Pasaron el día nadando y divirtiéndose y por la noche decidieron comer en el único restaurante de la isla de menos de un kilómetro cuadrado de extensión. A uno de los amigos se le ocurrió tomar prestado el bote inflable del barco de los Saboya para cruzar esos 30 metros que los separaban de tierra firme. Era una provocación, pero no creyeron que llegaría tan lejos: el Zodiac no era un gomón cualquiera, sino el del heredero del rey sin corona, Emanuele Filiberto, de 6 años, fruto de su amor con Marina y la luz de sus ojos.

El padre lo consideró una afrenta. Sobre todo porque el grupo de italianos llegó al restaurante gritando y burlándose de él y de su condición de monarca. “Cállense italianos de mierda, ¡esta es mi isla!”, se quejó Vittorio antes de irse del lugar con Marina y su hijo. Más tarde, al ver la falta del Zodiac, saldría decidido a recuperarlo y vengar la humillación.
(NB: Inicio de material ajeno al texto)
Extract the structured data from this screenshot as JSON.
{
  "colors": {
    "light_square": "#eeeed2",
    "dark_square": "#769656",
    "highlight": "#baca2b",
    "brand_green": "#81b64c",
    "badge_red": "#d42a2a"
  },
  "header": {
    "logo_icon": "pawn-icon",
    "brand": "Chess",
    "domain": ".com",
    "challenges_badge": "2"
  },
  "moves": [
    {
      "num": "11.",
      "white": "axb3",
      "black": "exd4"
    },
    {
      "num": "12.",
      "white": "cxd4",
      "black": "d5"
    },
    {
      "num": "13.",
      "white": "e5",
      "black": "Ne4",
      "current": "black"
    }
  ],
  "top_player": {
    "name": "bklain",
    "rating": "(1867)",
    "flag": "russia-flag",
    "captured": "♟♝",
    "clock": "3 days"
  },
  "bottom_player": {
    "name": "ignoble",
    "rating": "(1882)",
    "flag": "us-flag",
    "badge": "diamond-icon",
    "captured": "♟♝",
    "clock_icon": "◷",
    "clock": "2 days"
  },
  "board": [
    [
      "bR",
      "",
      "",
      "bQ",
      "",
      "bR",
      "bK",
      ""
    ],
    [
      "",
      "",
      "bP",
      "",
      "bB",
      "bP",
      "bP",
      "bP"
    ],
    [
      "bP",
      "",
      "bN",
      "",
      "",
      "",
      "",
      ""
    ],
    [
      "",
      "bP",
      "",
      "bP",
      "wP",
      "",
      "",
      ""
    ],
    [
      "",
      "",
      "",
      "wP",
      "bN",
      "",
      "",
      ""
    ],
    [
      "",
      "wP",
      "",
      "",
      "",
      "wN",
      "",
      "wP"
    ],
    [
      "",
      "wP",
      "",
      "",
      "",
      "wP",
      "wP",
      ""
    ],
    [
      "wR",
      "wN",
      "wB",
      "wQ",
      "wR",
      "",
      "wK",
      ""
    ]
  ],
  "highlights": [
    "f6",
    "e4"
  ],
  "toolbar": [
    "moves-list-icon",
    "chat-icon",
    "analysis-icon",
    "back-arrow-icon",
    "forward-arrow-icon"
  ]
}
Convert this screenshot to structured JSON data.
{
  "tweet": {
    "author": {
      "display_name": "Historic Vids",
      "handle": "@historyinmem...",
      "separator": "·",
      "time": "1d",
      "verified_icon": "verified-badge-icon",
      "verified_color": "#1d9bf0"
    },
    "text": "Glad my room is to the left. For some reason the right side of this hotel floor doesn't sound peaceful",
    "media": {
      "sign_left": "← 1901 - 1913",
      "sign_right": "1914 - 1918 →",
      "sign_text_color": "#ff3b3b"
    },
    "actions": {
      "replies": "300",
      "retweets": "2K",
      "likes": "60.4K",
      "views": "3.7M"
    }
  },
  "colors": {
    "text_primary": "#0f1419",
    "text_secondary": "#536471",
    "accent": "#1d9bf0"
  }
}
Ella le recomendó entonces que llevara su rifle para protegerse.

Ya era la madrugada cuando “el príncipe que nunca reinó” –como titula Beatrice Borromeo Casiraghi al documental estrenado hace unos meses en Netflix sobre la tragedia que se desató esa noche en el mar y que involucra a su propia familia– llegó en otro bote hasta el lugar en donde estaban anclados los veleros del grupo de amigos italianos.

Algunos –entre ellos Birgit– se habían quedado durmiendo en casa de amigos en la isla, otros se acomodaron en las literas de los barcos. Dirk, ese chico atlético y simpático que estaba ahí por casualidad, dormía acurrucado en uno de los asientos de la cubierta del barco del aristócrata italiano Vittorio Guglielmi Grazioli. El bote de Vittorio Emanuele se detuvo junto al del playboy Nicky Pende, convencido de que el robo del Zodiac había sido su idea. Fusil en mano, gritaba que los iba a matar a todos por invadir su territorio. Se oyó un disparo y Guglielmi se tiró al piso para esquivar la bala; sintió el fuego rozándole la cabeza. Pende se abalanzó sobre él para tirarlo al agua y sacarle el arma y mientras los dos caían al mar se oyó otro disparo. Siguió el fuego de las bengalas que otros navegantes encendieron en señal de alarma.

Los disparos se habían oído desde la playa. Un testigo vio salir del agua a Vittorio Emanuele y a Marina llegar con el auto. “Vittorio, ¿qué hiciste?”, le dijo a su marido. El testigo lo oyó responder orgulloso: “Les di una lección a los italianos”. Todavía no sabía que lo que pretendía que fuera un susto ya era un drama: Guglielmi –que tenía en su barco un arma calibre 38 que no usó– se incorporó, lleno de vidrios en las piernas, pero el hermanito de Birgit gritaba de dolor llamando a su madre. Una de las balas le había alcanzado la pierna a la altura de la arteria femoral y en su trayectoria había hecho estragos en su abdomen que se hinchaba de sangre mientras los amigos intentaban un torniquete.